The majority of telephone interviews tend to be 20 to 30 minutes long.  The best advice I can give you is to never under-estimate a telephone interview.  Clients genuinely want to be able to create a second interview shortlist as a result of the call and they themselves are usually armed with several questions/filters that they want to resolve during the chat.

So I would prepare much as you would for a face to face interview. That would include website and social media research, review of client case studies, having a copy of your CV and the Job description in front of you having done some cross referencing on where you can add value – use big pointers to highlight things that you really want to get across to the interviewer.  Always have examples of your key skills and have a list of projects/campaigns that you’ve worked on that demonstrate these skills – it’s great to have these to hand when the brain isn’t working quickly enough to think on the spot. Keep your notes brief so that you can refer to them easily without shuffling lots of paper around.

One client said to me recently that the reason he chooses to do first interviews by phone is to avoid judging people based on looks and presentation.  This is a good thing.  I often think that in a face to face interview, an interviewer can decide in the first 5 minutes that someone isn’t right – and that’s got to be built on quick personal judgements as you’ve barely had a chance to say anything at that point!

Another client makes the point that the majority of client relationships are managed by phone so he wants to see if future recruits have a good telephone manner, if they can have a proper conversation, if they can engage and have empathy over the phone. 

As per face to face interviews, do your homework then focus on your surroundings.  Make sure you are somewhere quiet for the call with no interruptions.  A candidate recently thought they’d manage to do a phone interview whilst their 3 year old was in the same room.  Whilst the interviewer was from a family friendly agency, they just felt that the individual hadn’t valued a phone interview with the same importance as a face to face interview – you’d never attend an interview with your child would you? (And remember that recent BBC news reporter who was skyping when his toddler burst into the room. Not good – although very funny.)

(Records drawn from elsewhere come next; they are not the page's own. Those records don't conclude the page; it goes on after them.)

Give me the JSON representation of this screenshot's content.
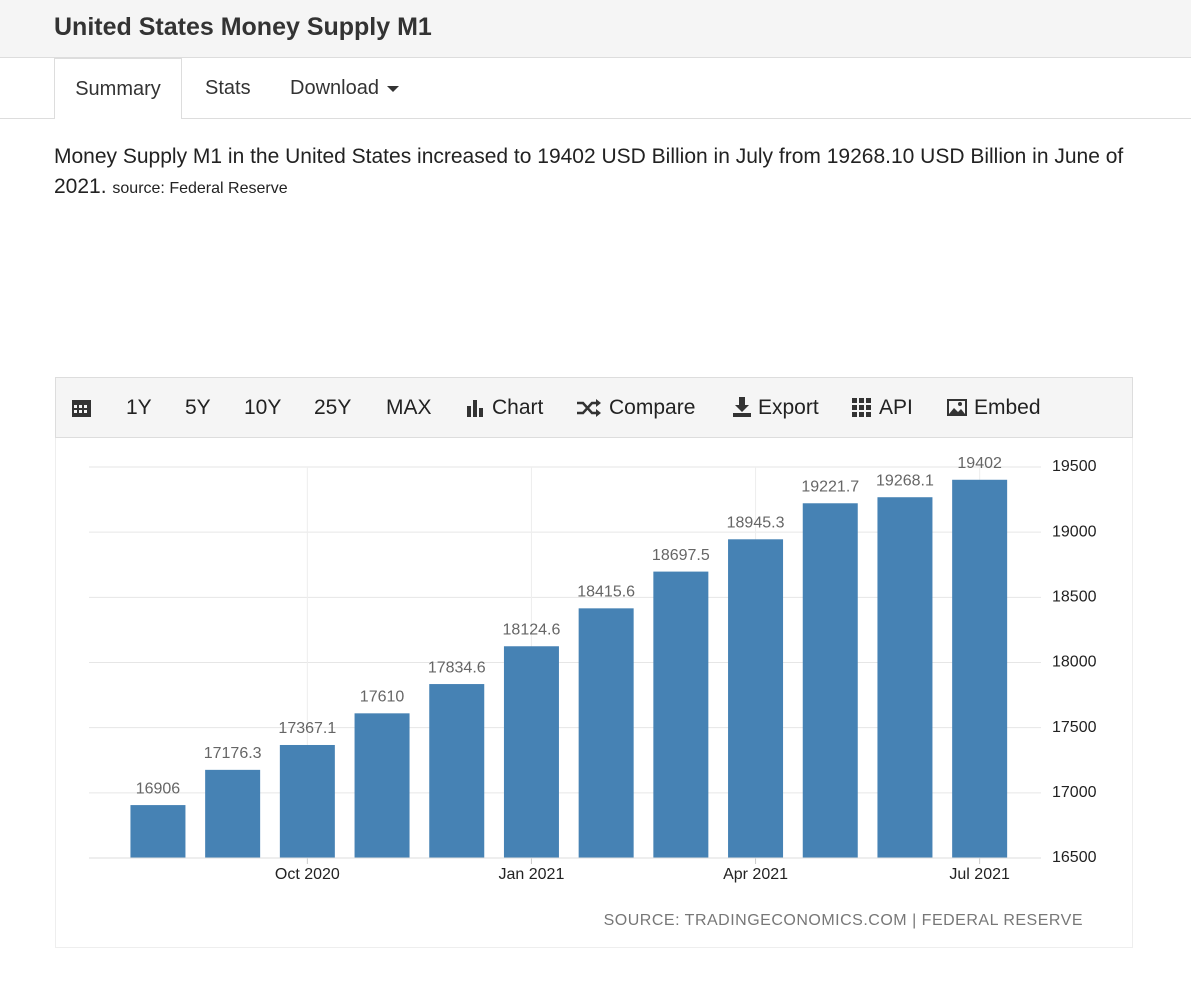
{
  "header": {
    "title": "United States Money Supply M1"
  },
  "tabs": [
    "Summary",
    "Stats",
    "Download"
  ],
  "summary": {
    "text": "Money Supply M1 in the United States increased to 19402 USD Billion in July from 19268.10 USD Billion in June of 2021.",
    "source": "source: Federal Reserve"
  },
  "toolbar": [
    "1Y",
    "5Y",
    "10Y",
    "25Y",
    "MAX",
    "Chart",
    "Compare",
    "Export",
    "API",
    "Embed"
  ],
  "chart_data": {
    "type": "bar",
    "color": "#4682b4",
    "grid": true,
    "categories": [
      null,
      null,
      "Oct 2020",
      null,
      null,
      "Jan 2021",
      null,
      null,
      "Apr 2021",
      null,
      null,
      "Jul 2021"
    ],
    "values": [
      16906,
      17176.3,
      17367.1,
      17610,
      17834.6,
      18124.6,
      18415.6,
      18697.5,
      18945.3,
      19221.7,
      19268.1,
      19402
    ],
    "ylim": [
      16500,
      19500
    ],
    "yticks": [
      16500,
      17000,
      17500,
      18000,
      18500,
      19000,
      19500
    ],
    "source": "SOURCE: TRADINGECONOMICS.COM | FEDERAL RESERVE"
  }
}
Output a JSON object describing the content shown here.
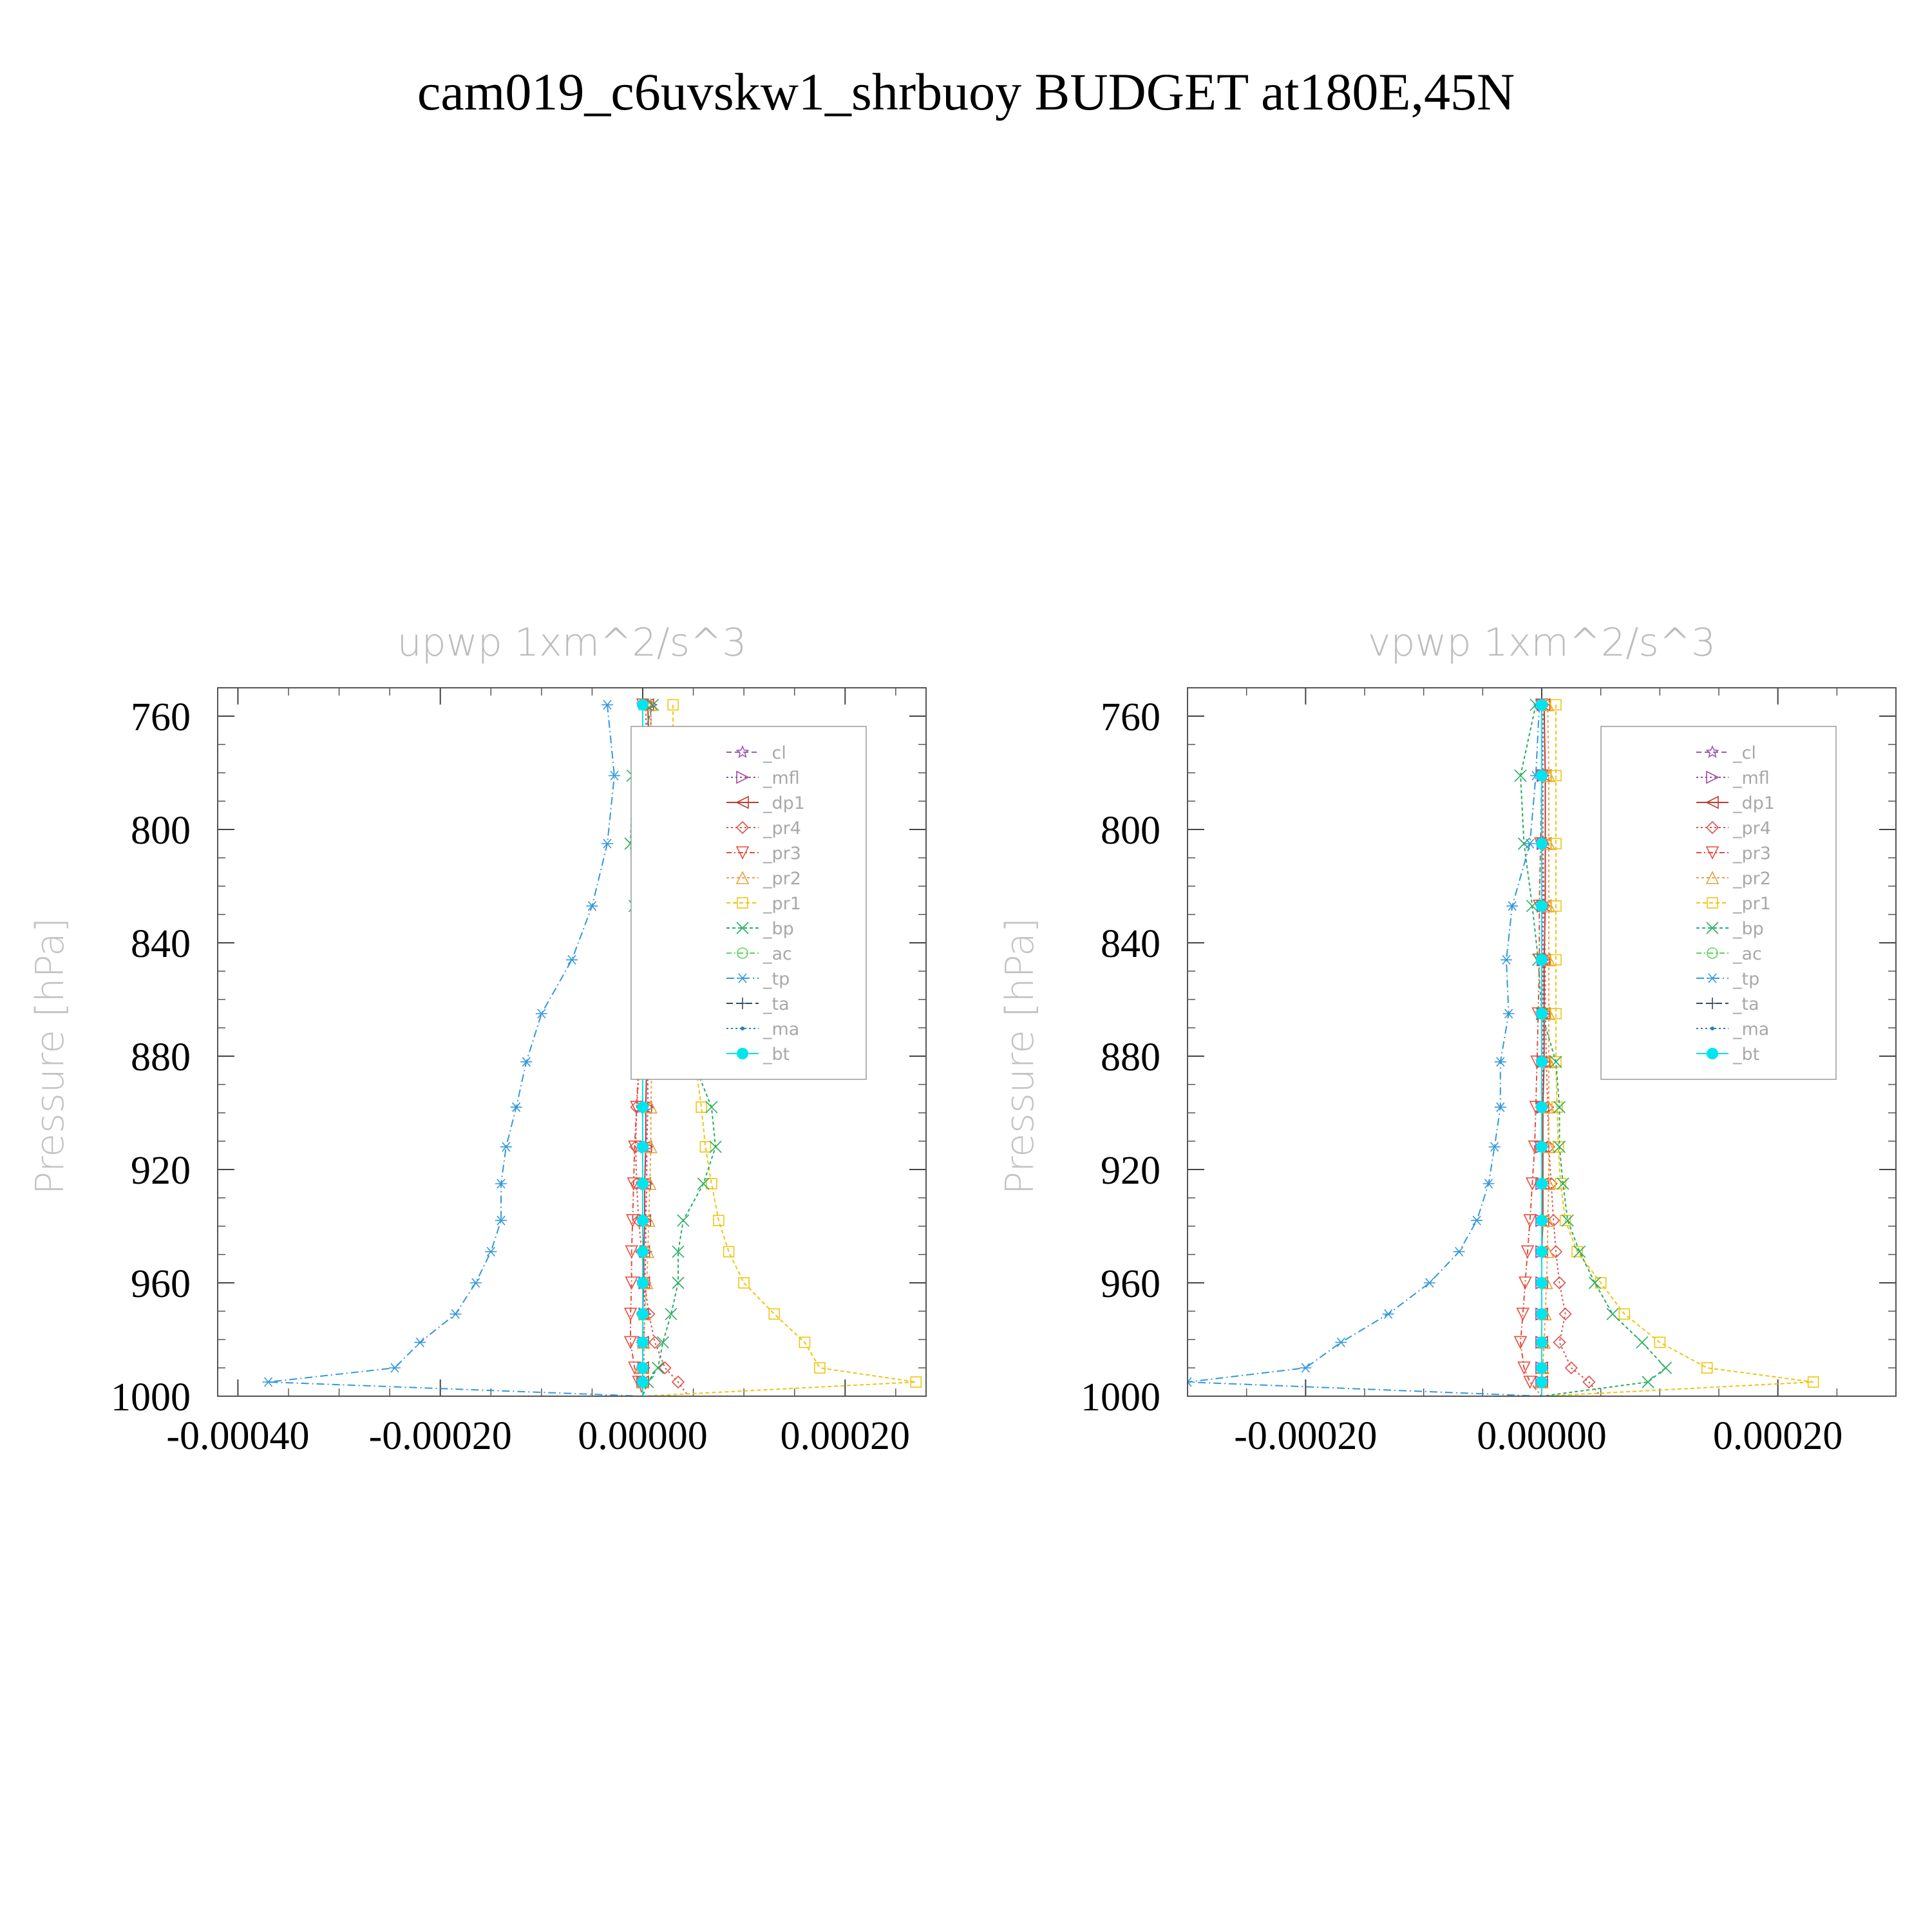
{
  "figure_title": "cam019_c6uvskw1_shrbuoy  BUDGET at180E,45N",
  "chart_data": [
    {
      "type": "line",
      "title": "upwp    1xm^2/s^3",
      "ylabel": "Pressure  [hPa]",
      "xlabel": "",
      "xlim": [
        -0.00042,
        0.00028
      ],
      "ylim": [
        1000,
        750
      ],
      "xticks": [
        -0.0004,
        -0.0002,
        0.0,
        0.0002
      ],
      "xtick_labels": [
        "-0.00040",
        "-0.00020",
        "0.00000",
        "0.00020"
      ],
      "yticks": [
        760,
        800,
        840,
        880,
        920,
        960,
        1000
      ],
      "ytick_labels": [
        "760",
        "800",
        "840",
        "880",
        "920",
        "960",
        "1000"
      ],
      "y": [
        756,
        781,
        805,
        827,
        846,
        865,
        882,
        898,
        912,
        925,
        938,
        949,
        960,
        971,
        981,
        990,
        995,
        1000
      ],
      "legend_placement": "upper-right",
      "series": [
        {
          "name": "_cl",
          "color": "#9b59b6",
          "marker": "star",
          "dash": "8,5",
          "values": [
            0,
            0,
            0,
            0,
            0,
            0,
            0,
            0,
            0,
            0,
            0,
            0,
            0,
            0,
            0,
            0,
            0,
            0
          ]
        },
        {
          "name": "_mfl",
          "color": "#a04a9a",
          "marker": "tri-right",
          "dash": "3,4",
          "values": [
            8e-06,
            8e-06,
            8e-06,
            7e-06,
            6e-06,
            6e-06,
            5e-06,
            5e-06,
            4e-06,
            4e-06,
            3e-06,
            3e-06,
            2e-06,
            2e-06,
            1e-06,
            1e-06,
            0.0,
            0.0
          ]
        },
        {
          "name": "_dp1",
          "color": "#c0392b",
          "marker": "tri-left",
          "dash": "",
          "values": [
            5e-06,
            7e-06,
            7e-06,
            6e-06,
            5e-06,
            4e-06,
            4e-06,
            3e-06,
            3e-06,
            2e-06,
            2e-06,
            1e-06,
            1e-06,
            0.0,
            0.0,
            0.0,
            0.0,
            0.0
          ]
        },
        {
          "name": "_pr4",
          "color": "#d9534f",
          "marker": "diamond",
          "dash": "3,4",
          "values": [
            3e-06,
            4e-06,
            5e-06,
            6e-06,
            4e-06,
            1e-06,
            -3e-06,
            -6e-06,
            -7e-06,
            -6e-06,
            -4e-06,
            -1e-06,
            2e-06,
            6e-06,
            1.2e-05,
            2.2e-05,
            3.5e-05,
            4.5e-05
          ]
        },
        {
          "name": "_pr3",
          "color": "#e74c3c",
          "marker": "tri-down",
          "dash": "8,4,2,4",
          "values": [
            0.0,
            0.0,
            0.0,
            -1e-06,
            -2e-06,
            -3e-06,
            -4e-06,
            -6e-06,
            -8e-06,
            -9e-06,
            -1e-05,
            -1.1e-05,
            -1.1e-05,
            -1.2e-05,
            -1.2e-05,
            -8e-06,
            -4e-06,
            0.0
          ]
        },
        {
          "name": "_pr2",
          "color": "#e6a23c",
          "marker": "tri-up",
          "dash": "4,4",
          "values": [
            8e-06,
            9e-06,
            9e-06,
            9e-06,
            9e-06,
            9e-06,
            9e-06,
            8e-06,
            8e-06,
            7e-06,
            6e-06,
            5e-06,
            4e-06,
            2e-06,
            1e-06,
            0.0,
            0.0,
            0.0
          ]
        },
        {
          "name": "_pr1",
          "color": "#f1c40f",
          "marker": "square",
          "dash": "6,4",
          "values": [
            3e-05,
            3e-05,
            3.5e-05,
            4e-05,
            4.5e-05,
            4.8e-05,
            5.2e-05,
            5.8e-05,
            6.2e-05,
            6.8e-05,
            7.5e-05,
            8.5e-05,
            0.0001,
            0.00013,
            0.00016,
            0.000175,
            0.00027,
            0.0
          ]
        },
        {
          "name": "_bp",
          "color": "#27ae60",
          "marker": "x",
          "dash": "5,4",
          "values": [
            1e-05,
            -1e-05,
            -1.2e-05,
            -8e-06,
            8e-06,
            3.5e-05,
            5e-05,
            6.8e-05,
            7.2e-05,
            6e-05,
            4e-05,
            3.5e-05,
            3.5e-05,
            2.8e-05,
            2e-05,
            1.5e-05,
            5e-06,
            0.0
          ]
        },
        {
          "name": "_ac",
          "color": "#5dd35d",
          "marker": "circle",
          "dash": "8,4,2,4",
          "values": [
            0,
            0,
            0,
            0,
            0,
            0,
            0,
            0,
            0,
            0,
            0,
            0,
            0,
            0,
            0,
            0,
            0,
            0
          ]
        },
        {
          "name": "_tp",
          "color": "#3498db",
          "marker": "asterisk",
          "dash": "12,5,2,5",
          "values": [
            -3.5e-05,
            -2.8e-05,
            -3.5e-05,
            -5e-05,
            -7e-05,
            -0.0001,
            -0.000115,
            -0.000125,
            -0.000135,
            -0.00014,
            -0.00014,
            -0.00015,
            -0.000165,
            -0.000185,
            -0.00022,
            -0.000245,
            -0.00037,
            0.0
          ]
        },
        {
          "name": "_ta",
          "color": "#34495e",
          "marker": "plus",
          "dash": "10,5",
          "values": [
            0,
            0,
            0,
            0,
            0,
            0,
            0,
            0,
            0,
            0,
            0,
            0,
            0,
            0,
            0,
            0,
            0,
            0
          ]
        },
        {
          "name": "_ma",
          "color": "#2c7fb8",
          "marker": "dot",
          "dash": "3,4",
          "values": [
            0,
            0,
            0,
            0,
            0,
            0,
            0,
            0,
            0,
            0,
            0,
            0,
            0,
            0,
            0,
            0,
            0,
            0
          ]
        },
        {
          "name": "_bt",
          "color": "#00e5ee",
          "marker": "filled-circle",
          "dash": "",
          "values": [
            0,
            0,
            0,
            0,
            0,
            0,
            0,
            0,
            0,
            0,
            0,
            0,
            0,
            0,
            0,
            0,
            0,
            0
          ]
        }
      ]
    },
    {
      "type": "line",
      "title": "vpwp    1xm^2/s^3",
      "ylabel": "Pressure  [hPa]",
      "xlabel": "",
      "xlim": [
        -0.0003,
        0.0003
      ],
      "ylim": [
        1000,
        750
      ],
      "xticks": [
        -0.0002,
        0.0,
        0.0002
      ],
      "xtick_labels": [
        "-0.00020",
        "0.00000",
        "0.00020"
      ],
      "yticks": [
        760,
        800,
        840,
        880,
        920,
        960,
        1000
      ],
      "ytick_labels": [
        "760",
        "800",
        "840",
        "880",
        "920",
        "960",
        "1000"
      ],
      "y": [
        756,
        781,
        805,
        827,
        846,
        865,
        882,
        898,
        912,
        925,
        938,
        949,
        960,
        971,
        981,
        990,
        995,
        1000
      ],
      "legend_placement": "upper-right",
      "series": [
        {
          "name": "_cl",
          "color": "#9b59b6",
          "marker": "star",
          "dash": "8,5",
          "values": [
            0,
            0,
            0,
            0,
            0,
            0,
            0,
            0,
            0,
            0,
            0,
            0,
            0,
            0,
            0,
            0,
            0,
            0
          ]
        },
        {
          "name": "_mfl",
          "color": "#a04a9a",
          "marker": "tri-right",
          "dash": "3,4",
          "values": [
            1e-06,
            1e-06,
            1e-06,
            1e-06,
            1e-06,
            1e-06,
            1e-06,
            1e-06,
            0.0,
            0.0,
            0.0,
            0.0,
            0.0,
            0.0,
            0.0,
            0.0,
            0.0,
            0.0
          ]
        },
        {
          "name": "_dp1",
          "color": "#c0392b",
          "marker": "tri-left",
          "dash": "",
          "values": [
            2e-06,
            3e-06,
            3e-06,
            3e-06,
            2e-06,
            2e-06,
            2e-06,
            1e-06,
            1e-06,
            1e-06,
            1e-06,
            0.0,
            0.0,
            0.0,
            0.0,
            0.0,
            0.0,
            0.0
          ]
        },
        {
          "name": "_pr4",
          "color": "#d9534f",
          "marker": "diamond",
          "dash": "3,4",
          "values": [
            0.0,
            0.0,
            1e-06,
            2e-06,
            3e-06,
            3e-06,
            4e-06,
            5e-06,
            6e-06,
            8e-06,
            1e-05,
            1.2e-05,
            1.5e-05,
            2e-05,
            1.5e-05,
            2.5e-05,
            4e-05,
            5e-05
          ]
        },
        {
          "name": "_pr3",
          "color": "#e74c3c",
          "marker": "tri-down",
          "dash": "8,4,2,4",
          "values": [
            0.0,
            0.0,
            -1e-06,
            -2e-06,
            -2e-06,
            -3e-06,
            -4e-06,
            -5e-06,
            -6e-06,
            -8e-06,
            -1e-05,
            -1.2e-05,
            -1.4e-05,
            -1.6e-05,
            -1.8e-05,
            -1.5e-05,
            -1e-05,
            0.0
          ]
        },
        {
          "name": "_pr2",
          "color": "#e6a23c",
          "marker": "tri-up",
          "dash": "4,4",
          "values": [
            5e-06,
            6e-06,
            6e-06,
            6e-06,
            6e-06,
            6e-06,
            6e-06,
            6e-06,
            6e-06,
            6e-06,
            5e-06,
            5e-06,
            4e-06,
            3e-06,
            2e-06,
            1e-06,
            0.0,
            0.0
          ]
        },
        {
          "name": "_pr1",
          "color": "#f1c40f",
          "marker": "square",
          "dash": "6,4",
          "values": [
            1.2e-05,
            1.2e-05,
            1.2e-05,
            1.2e-05,
            1.2e-05,
            1.2e-05,
            1.2e-05,
            1.3e-05,
            1.4e-05,
            1.6e-05,
            2e-05,
            3e-05,
            5e-05,
            7e-05,
            0.0001,
            0.00014,
            0.00023,
            0.0
          ]
        },
        {
          "name": "_bp",
          "color": "#27ae60",
          "marker": "x",
          "dash": "5,4",
          "values": [
            -5e-06,
            -1.8e-05,
            -1.5e-05,
            -8e-06,
            -3e-06,
            0.0,
            1.2e-05,
            1.5e-05,
            1.5e-05,
            1.8e-05,
            2.2e-05,
            3.2e-05,
            4.5e-05,
            6e-05,
            8.5e-05,
            0.000105,
            9e-05,
            0.0
          ]
        },
        {
          "name": "_ac",
          "color": "#5dd35d",
          "marker": "circle",
          "dash": "8,4,2,4",
          "values": [
            0,
            0,
            0,
            0,
            0,
            0,
            0,
            0,
            0,
            0,
            0,
            0,
            0,
            0,
            0,
            0,
            0,
            0
          ]
        },
        {
          "name": "_tp",
          "color": "#3498db",
          "marker": "asterisk",
          "dash": "12,5,2,5",
          "values": [
            -2e-06,
            -5e-06,
            -1e-05,
            -2.5e-05,
            -3e-05,
            -2.8e-05,
            -3.5e-05,
            -3.5e-05,
            -4e-05,
            -4.5e-05,
            -5.5e-05,
            -7e-05,
            -9.5e-05,
            -0.00013,
            -0.00017,
            -0.0002,
            -0.0003,
            0.0
          ]
        },
        {
          "name": "_ta",
          "color": "#34495e",
          "marker": "plus",
          "dash": "10,5",
          "values": [
            0,
            0,
            0,
            0,
            0,
            0,
            0,
            0,
            0,
            0,
            0,
            0,
            0,
            0,
            0,
            0,
            0,
            0
          ]
        },
        {
          "name": "_ma",
          "color": "#2c7fb8",
          "marker": "dot",
          "dash": "3,4",
          "values": [
            0,
            0,
            0,
            0,
            0,
            0,
            0,
            0,
            0,
            0,
            0,
            0,
            0,
            0,
            0,
            0,
            0,
            0
          ]
        },
        {
          "name": "_bt",
          "color": "#00e5ee",
          "marker": "filled-circle",
          "dash": "",
          "values": [
            0,
            0,
            0,
            0,
            0,
            0,
            0,
            0,
            0,
            0,
            0,
            0,
            0,
            0,
            0,
            0,
            0,
            0
          ]
        }
      ]
    }
  ]
}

I’d recommend that you stand up and try to smile during the chat.  You might feel like a bit of a plonker but I assure you it will make a difference.   Use the name of the interviewer when responding to questions – but don’t overdo it.  Make sure you have enough battery on your phone – you don’t want the technology to let you down. For some candidates, a quick caffeine fix is required 45 minutes pre-call, just to ensure you are firing on all cylinders.  Best not to go to the other extreme with a couple of glasses of wine though.. .(things you’d think I wouldn’t need to advise....#354). Save that for when you’ve got the job.